Monitoring solution

Associate
Joined
3 May 2018
Posts
604
My home automation system has expanded rapidly over the past year. I have probably a dozen or two devices, some wifi, some rf, some zigbee. I also have a dozen or so microservices and a few servers.

I was considering DIY'ing it as quite a few would be bespoke statuses, such as "stale data", "device last seen", "last message on MQTT topic", "status from REST end point"

However the guts of it is just a network monitoring tool with a few exotic plugins/scripts.

I looked at Nagios as it's famed for being customisable. However, it seems dated, reminds me of Cacti days, everything is manually configured. All the good stuff that actually makes it useful in enterprise is pay ware add-ons.

I looked at OpenNMS, but got lost.. no bored.. in the complexity.

Can anyone make any other suggestions for pluggable network monitoring applications or should I persevere with the two above? Ideally, "FREE[tm]"
 
Thanks. While I ponder and procrastinate on that I decided to start with a "sensor". If you will.

Using python, I
* opened the DHCP server's leases file.
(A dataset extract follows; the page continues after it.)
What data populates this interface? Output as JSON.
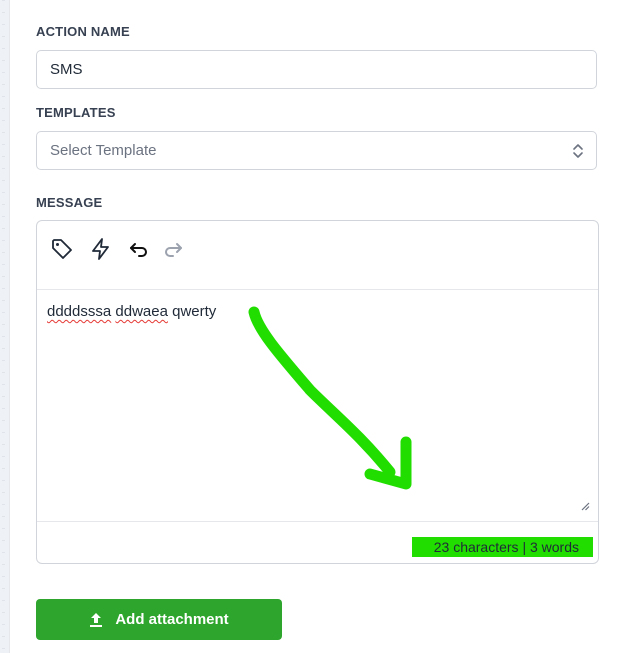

Scanned it for MAC addresses.
* For every MAC address I query the DHCP server's OMAPI API to get the full latest lease information. Including: ip-address, lease state, expiry time, client-hostname, ddns-fws-name (name forced on the device).
* For every MAC address do a vendor lookup and store it.
* For every valid lease, take the IP address and spawn a thread to ping it once, timeout 1 second. Store the ping rtt, packetloss, status.
* Wait on all the pings completing, max 1 second.
* Convert all the data points into InfluxDB line format.

Using Telegraf I can then run that script and publish the data to Influx. Which I can then find a way to visualize in Grafana.

That only provides me with a low layer overview of what is on the network segments which got it's config from DHCP. It does not cover the static IP addresses. I could list those manually, or I could run a periodic subnet sweep with nmap or ping/arpping to discover "rogues". Rouge is most likely a device I completely forgot I had running somewhere with a static IP I didn't know I had.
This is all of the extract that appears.